Stewart has expanded and improved the Diversion Program, which allows criminal defendants to be diverted from prosecution if they satisfactorily complete a program that is much like a pre-sentencing probation. Stewart has changed the guidelines for entry and the length of the diversion program time to 12 months from 6—but also opening it up to more minor misdemeanor offenses. The goal is to allow qualifying individuals to avoid a criminal conviction.
Stewart is also working on the truancy problems which often lead to criminal activity when school age children are not in school and unsupervised. The primary focus will be the parents who are not ensuring their children are in school. Stewart has also been working with Bossier-Webster DA Schuyler Marvin to open the new Family Justice Center in Bossier to provide assistance to supplement domestic violence programs. Additionally Stewart is staffing up his white collar crime section to deal with the ever expanding criminal activity that involves everything from credit card scams to business fraud.

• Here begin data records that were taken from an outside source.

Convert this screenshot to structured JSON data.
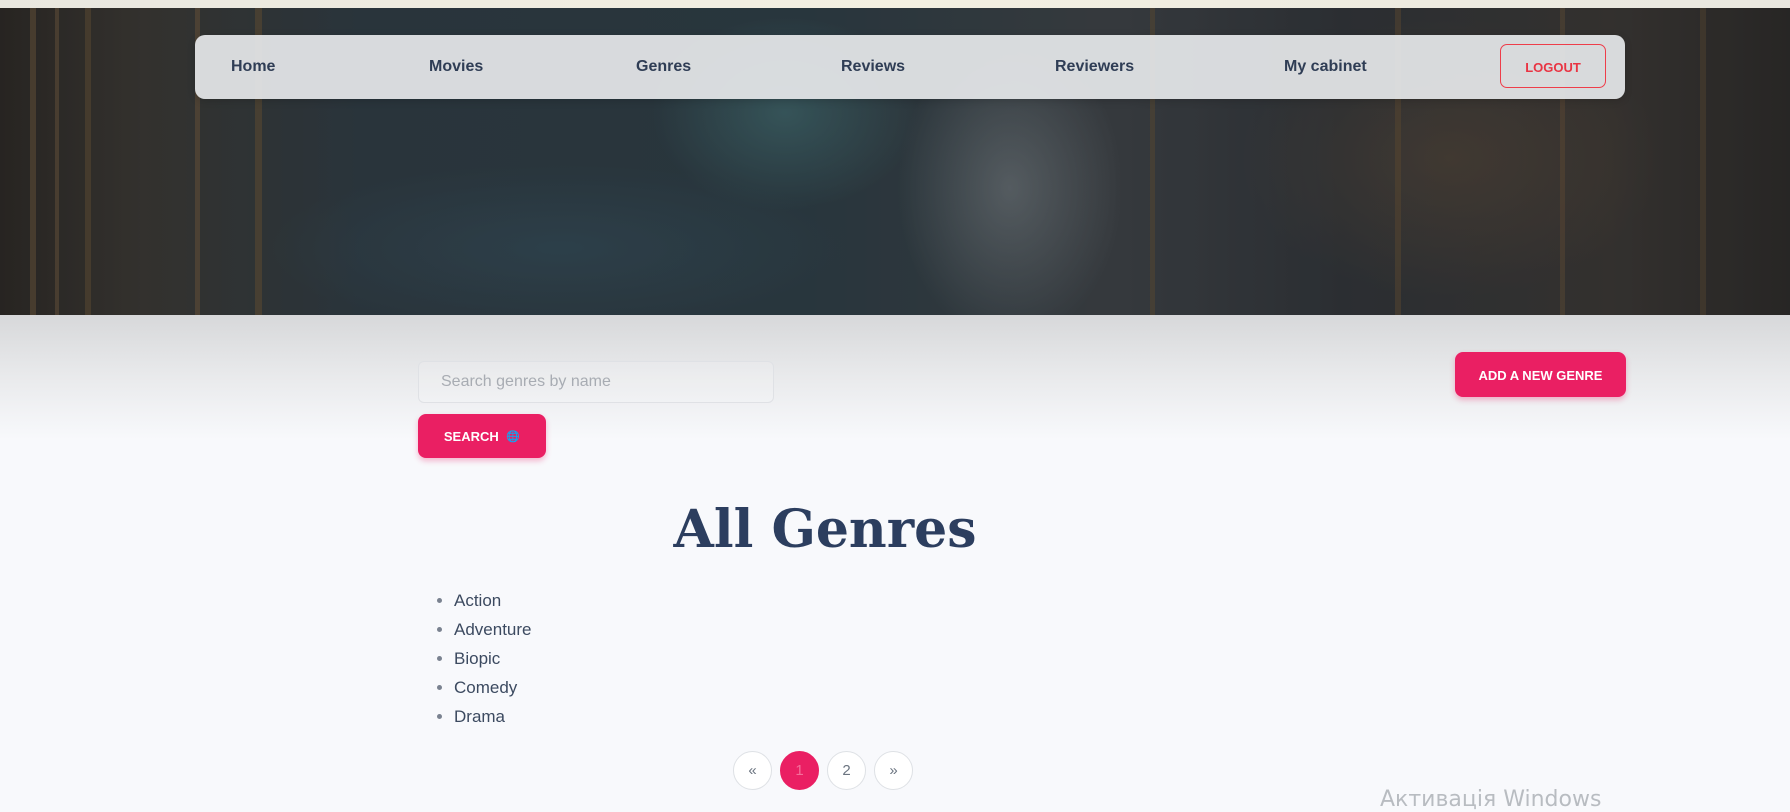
{
  "nav": {
    "home": "Home",
    "movies": "Movies",
    "genres": "Genres",
    "reviews": "Reviews",
    "reviewers": "Reviewers",
    "cabinet": "My cabinet",
    "logout": "LOGOUT"
  },
  "search": {
    "placeholder": "Search genres by name",
    "value": "",
    "button_label": "SEARCH",
    "button_icon": "globe-icon",
    "button_icon_glyph": "🌐"
  },
  "add_button": "ADD A NEW GENRE",
  "page_title": "All Genres",
  "genres": [
    "Action",
    "Adventure",
    "Biopic",
    "Comedy",
    "Drama"
  ],
  "pagination": {
    "prev": "«",
    "pages": [
      "1",
      "2"
    ],
    "current": "1",
    "next": "»"
  },
  "watermark": "Активація Windows",
  "colors": {
    "accent": "#ea1f63",
    "logout": "#ee3d4a",
    "title": "#2c3e5f",
    "nav_text": "#2f3d55"
  }
}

In short order new District Attorney Stewart has completed a major staff and program revisions in an office that are beneficial to victims and accused alike. Stewart and his staff—those that he retained and the new additions—are to be commended for aggressively overhauling this very important public office that is critical to the criminal justice system. As it is said in the Caddo courthouse halls, it is a “new day” in criminal courts with the DA’s office, and a good one at that which has been long overdue.